Plotting ln (−kT) with 1/T, the fitting line was obtained as y = −1431.300 × −0.075 (R2 = 0.991). So the activation energy Ea of the samples was calculated as 11900.400 kJ/mol, and the pre-exponential factor k0 as −0.928 d−1. Accordingly, the first-order kinetics equation of fractal dimension was obtained as follows:

$${d}_{t}=1.968\,{e}^{-0.928t{e}^{-1431.369/T}}$$
(5)

This equation indicated that there is some kind of exponential relationship between the final fractal dimension of frozen hairtails and storage time t and storage temperature T. Higher storage temperature T will result a lower shel-life t of frozen hairtails.

In addition, the peak fractal dimension measured in spoiled hairtail was 1.530 ± 0.013. Table 2 lists the shelf-life results. The data agreed with similar studies35,36. The errors were within ±8.61%, so the accuracy of the method is acceptable.

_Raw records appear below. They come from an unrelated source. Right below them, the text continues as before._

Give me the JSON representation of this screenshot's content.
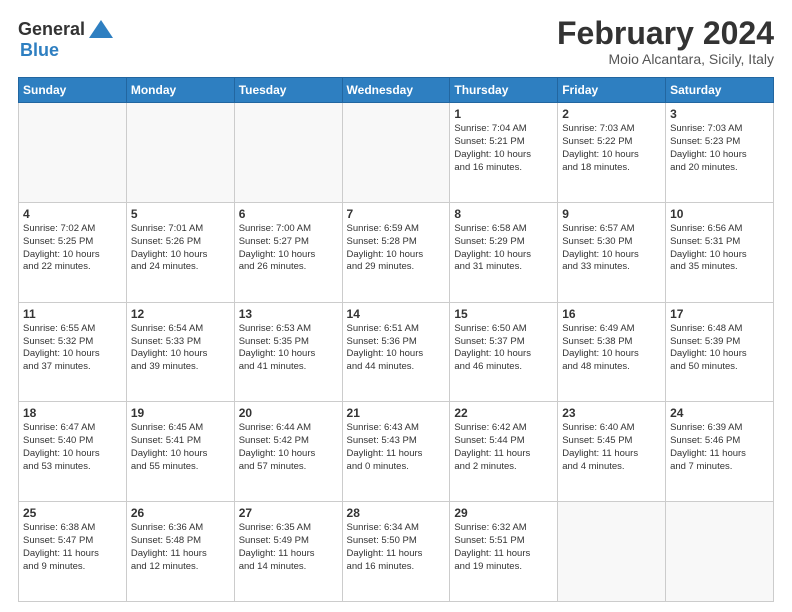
{
  "header": {
    "logo_line1": "General",
    "logo_line2": "Blue",
    "month": "February 2024",
    "location": "Moio Alcantara, Sicily, Italy"
  },
  "days_of_week": [
    "Sunday",
    "Monday",
    "Tuesday",
    "Wednesday",
    "Thursday",
    "Friday",
    "Saturday"
  ],
  "weeks": [
    [
      {
        "day": "",
        "info": ""
      },
      {
        "day": "",
        "info": ""
      },
      {
        "day": "",
        "info": ""
      },
      {
        "day": "",
        "info": ""
      },
      {
        "day": "1",
        "info": "Sunrise: 7:04 AM\nSunset: 5:21 PM\nDaylight: 10 hours\nand 16 minutes."
      },
      {
        "day": "2",
        "info": "Sunrise: 7:03 AM\nSunset: 5:22 PM\nDaylight: 10 hours\nand 18 minutes."
      },
      {
        "day": "3",
        "info": "Sunrise: 7:03 AM\nSunset: 5:23 PM\nDaylight: 10 hours\nand 20 minutes."
      }
    ],
    [
      {
        "day": "4",
        "info": "Sunrise: 7:02 AM\nSunset: 5:25 PM\nDaylight: 10 hours\nand 22 minutes."
      },
      {
        "day": "5",
        "info": "Sunrise: 7:01 AM\nSunset: 5:26 PM\nDaylight: 10 hours\nand 24 minutes."
      },
      {
        "day": "6",
        "info": "Sunrise: 7:00 AM\nSunset: 5:27 PM\nDaylight: 10 hours\nand 26 minutes."
      },
      {
        "day": "7",
        "info": "Sunrise: 6:59 AM\nSunset: 5:28 PM\nDaylight: 10 hours\nand 29 minutes."
      },
      {
        "day": "8",
        "info": "Sunrise: 6:58 AM\nSunset: 5:29 PM\nDaylight: 10 hours\nand 31 minutes."
      },
      {
        "day": "9",
        "info": "Sunrise: 6:57 AM\nSunset: 5:30 PM\nDaylight: 10 hours\nand 33 minutes."
      },
      {
        "day": "10",
        "info": "Sunrise: 6:56 AM\nSunset: 5:31 PM\nDaylight: 10 hours\nand 35 minutes."
      }
    ],
    [
      {
        "day": "11",
        "info": "Sunrise: 6:55 AM\nSunset: 5:32 PM\nDaylight: 10 hours\nand 37 minutes."
      },
      {
        "day": "12",
        "info": "Sunrise: 6:54 AM\nSunset: 5:33 PM\nDaylight: 10 hours\nand 39 minutes."
      },
      {
        "day": "13",
        "info": "Sunrise: 6:53 AM\nSunset: 5:35 PM\nDaylight: 10 hours\nand 41 minutes."
      },
      {
        "day": "14",
        "info": "Sunrise: 6:51 AM\nSunset: 5:36 PM\nDaylight: 10 hours\nand 44 minutes."
      },
      {
        "day": "15",
        "info": "Sunrise: 6:50 AM\nSunset: 5:37 PM\nDaylight: 10 hours\nand 46 minutes."
      },
      {
        "day": "16",
        "info": "Sunrise: 6:49 AM\nSunset: 5:38 PM\nDaylight: 10 hours\nand 48 minutes."
      },
      {
        "day": "17",
        "info": "Sunrise: 6:48 AM\nSunset: 5:39 PM\nDaylight: 10 hours\nand 50 minutes."
      }
    ],
    [
      {
        "day": "18",
        "info": "Sunrise: 6:47 AM\nSunset: 5:40 PM\nDaylight: 10 hours\nand 53 minutes."
      },
      {
        "day": "19",
        "info": "Sunrise: 6:45 AM\nSunset: 5:41 PM\nDaylight: 10 hours\nand 55 minutes."
      },
      {
        "day": "20",
        "info": "Sunrise: 6:44 AM\nSunset: 5:42 PM\nDaylight: 10 hours\nand 57 minutes."
      },
      {
        "day": "21",
        "info": "Sunrise: 6:43 AM\nSunset: 5:43 PM\nDaylight: 11 hours\nand 0 minutes."
      },
      {
        "day": "22",
        "info": "Sunrise: 6:42 AM\nSunset: 5:44 PM\nDaylight: 11 hours\nand 2 minutes."
      },
      {
        "day": "23",
        "info": "Sunrise: 6:40 AM\nSunset: 5:45 PM\nDaylight: 11 hours\nand 4 minutes."
      },
      {
        "day": "24",
        "info": "Sunrise: 6:39 AM\nSunset: 5:46 PM\nDaylight: 11 hours\nand 7 minutes."
      }
    ],
    [
      {
        "day": "25",
        "info": "Sunrise: 6:38 AM\nSunset: 5:47 PM\nDaylight: 11 hours\nand 9 minutes."
      },
      {
        "day": "26",
        "info": "Sunrise: 6:36 AM\nSunset: 5:48 PM\nDaylight: 11 hours\nand 12 minutes."
      },
      {
        "day": "27",
        "info": "Sunrise: 6:35 AM\nSunset: 5:49 PM\nDaylight: 11 hours\nand 14 minutes."
      },
      {
        "day": "28",
        "info": "Sunrise: 6:34 AM\nSunset: 5:50 PM\nDaylight: 11 hours\nand 16 minutes."
      },
      {
        "day": "29",
        "info": "Sunrise: 6:32 AM\nSunset: 5:51 PM\nDaylight: 11 hours\nand 19 minutes."
      },
      {
        "day": "",
        "info": ""
      },
      {
        "day": "",
        "info": ""
      }
    ]
  ]
}
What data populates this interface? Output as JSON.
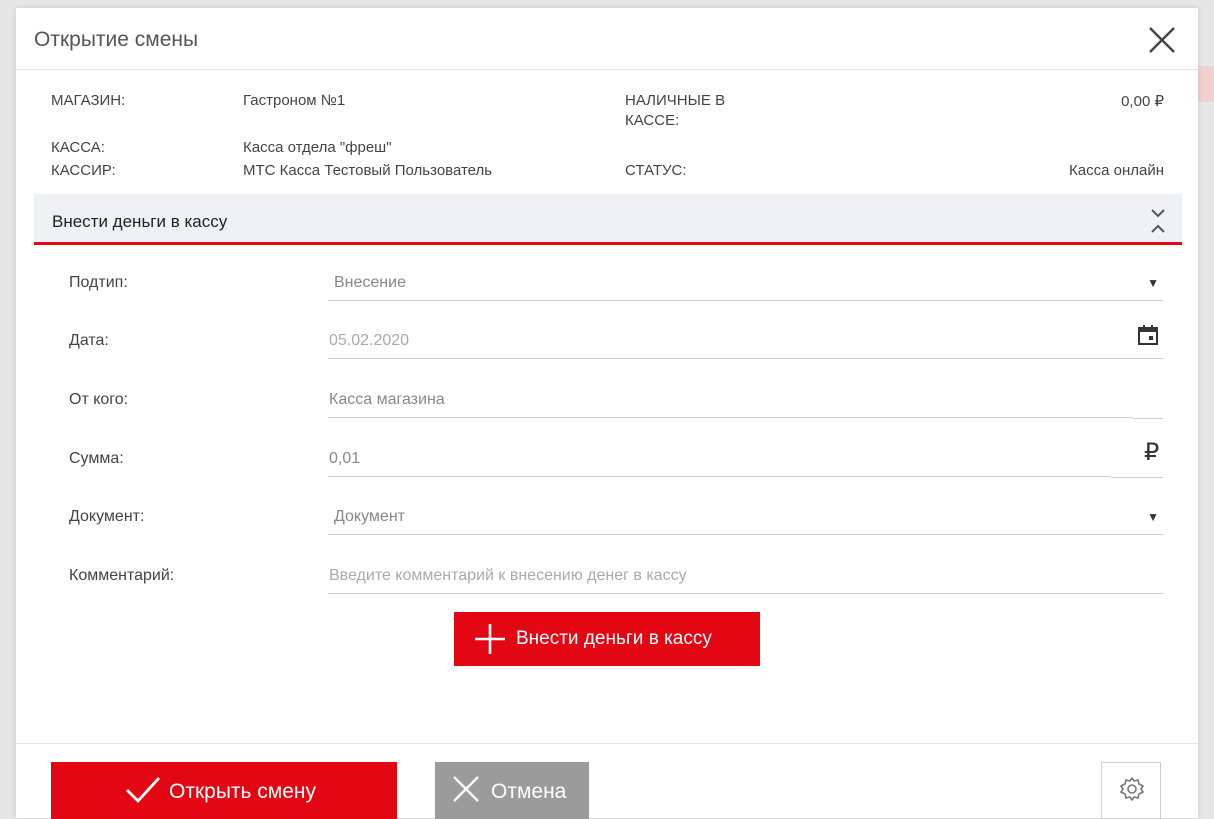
{
  "dialog": {
    "title": "Открытие смены"
  },
  "info": {
    "store_label": "МАГАЗИН:",
    "store_value": "Гастроном №1",
    "cash_label_line1": "НАЛИЧНЫЕ В",
    "cash_label_line2": "КАССЕ:",
    "cash_value": "0,00 ₽",
    "register_label": "КАССА:",
    "register_value": "Касса отдела \"фреш\"",
    "cashier_label": "КАССИР:",
    "cashier_value": "МТС Касса Тестовый Пользователь",
    "status_label": "СТАТУС:",
    "status_value": "Касса онлайн"
  },
  "section": {
    "title": "Внести деньги в кассу",
    "fields": {
      "subtype": {
        "label": "Подтип:",
        "value": "Внесение"
      },
      "date": {
        "label": "Дата:",
        "value": "05.02.2020"
      },
      "from": {
        "label": "От кого:",
        "value": "Касса магазина"
      },
      "amount": {
        "label": "Сумма:",
        "value": "0,01",
        "suffix": "₽"
      },
      "document": {
        "label": "Документ:",
        "value": "Документ"
      },
      "comment": {
        "label": "Комментарий:",
        "placeholder": "Введите комментарий к внесению денег в кассу"
      }
    },
    "add_button": "Внести деньги в кассу"
  },
  "footer": {
    "open_button": "Открыть смену",
    "cancel_button": "Отмена"
  },
  "colors": {
    "accent": "#e30613",
    "cancel": "#9b9b9b"
  },
  "icons": [
    "close-icon",
    "collapse-icon",
    "dropdown-arrow-icon",
    "calendar-icon",
    "ruble-icon",
    "plus-icon",
    "check-icon",
    "settings-icon"
  ]
}
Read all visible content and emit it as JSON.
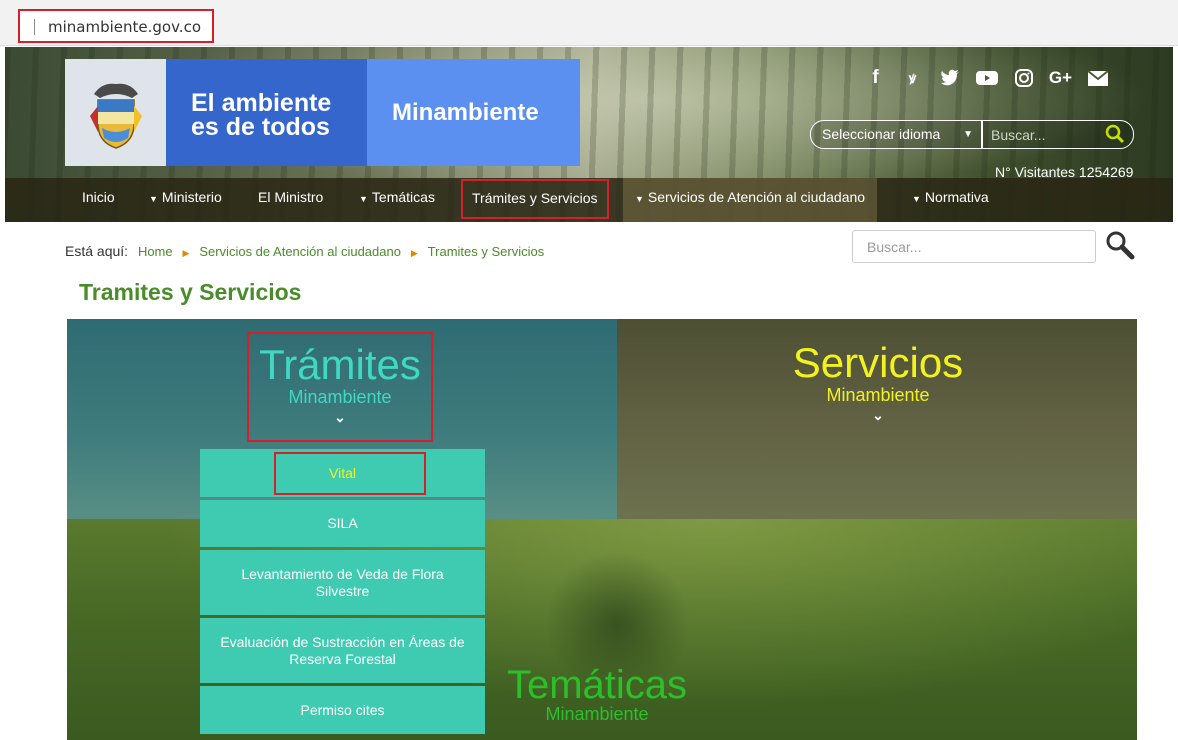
{
  "browser": {
    "url": "minambiente.gov.co"
  },
  "header": {
    "logo_line1": "El ambiente",
    "logo_line2": "es de todos",
    "logo_brand": "Minambiente",
    "social_icons": [
      "facebook-icon",
      "flickr-icon",
      "twitter-icon",
      "youtube-icon",
      "instagram-icon",
      "google-plus-icon",
      "mail-icon"
    ],
    "language_select": "Seleccionar idioma",
    "search_placeholder": "Buscar...",
    "visitors": "N° Visitantes 1254269"
  },
  "nav": {
    "items": [
      {
        "label": "Inicio",
        "caret": false
      },
      {
        "label": "Ministerio",
        "caret": true
      },
      {
        "label": "El Ministro",
        "caret": false
      },
      {
        "label": "Temáticas",
        "caret": true
      },
      {
        "label": "Trámites y Servicios",
        "caret": false
      },
      {
        "label": "Servicios de Atención al ciudadano",
        "caret": true
      },
      {
        "label": "Normativa",
        "caret": true
      }
    ]
  },
  "breadcrumb": {
    "prefix": "Está aquí:",
    "items": [
      "Home",
      "Servicios de Atención al ciudadano",
      "Tramites y Servicios"
    ]
  },
  "body_search_placeholder": "Buscar...",
  "page_title": "Tramites y Servicios",
  "hero": {
    "tramites": {
      "title": "Trámites",
      "subtitle": "Minambiente"
    },
    "servicios": {
      "title": "Servicios",
      "subtitle": "Minambiente"
    },
    "tematicas": {
      "title": "Temáticas",
      "subtitle": "Minambiente"
    },
    "tramites_menu": [
      "Vital",
      "SILA",
      "Levantamiento de Veda de Flora Silvestre",
      "Evaluación de Sustracción en Áreas de Reserva Forestal",
      "Permiso cites"
    ]
  },
  "colors": {
    "brand_green": "#4a8b2a",
    "highlight_red": "#d3202a",
    "teal": "#3ecbb1",
    "yellow": "#f2f21f"
  }
}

Table 2 Predicted and measured shelf-life of frozen hairtails stored at different temperatures.
Full size table

Conclusion

Structural and chemical changes of frozen hairtail tissues were analyzed in the present study. The fractal dimension, which quantifies the porous structure formed in tissue samples, as well as water activity, color, hardness, springiness and chewiness all decreased during frozen storage. The rate of change of these parameters decreased with a decrease in the storage temperature. Variations of fractal dimension during storage were significantly correlated with the traditional quality parameters. Therefore, the fractal dimension of hairtail tissue could be used as an effective indicator to characterize changes in the quality of hairtail. Furthermore, the shelf life of preserved hairtails under different storage temperatures can be accurately predicted with the first-order kinetic equation \({d}_{t}=1.968\,{e}^{-0.928t{e}^{-1431.369/T}}\). Fractal dimension is a novel quality indicator that will provide new insights in the field of food preservation.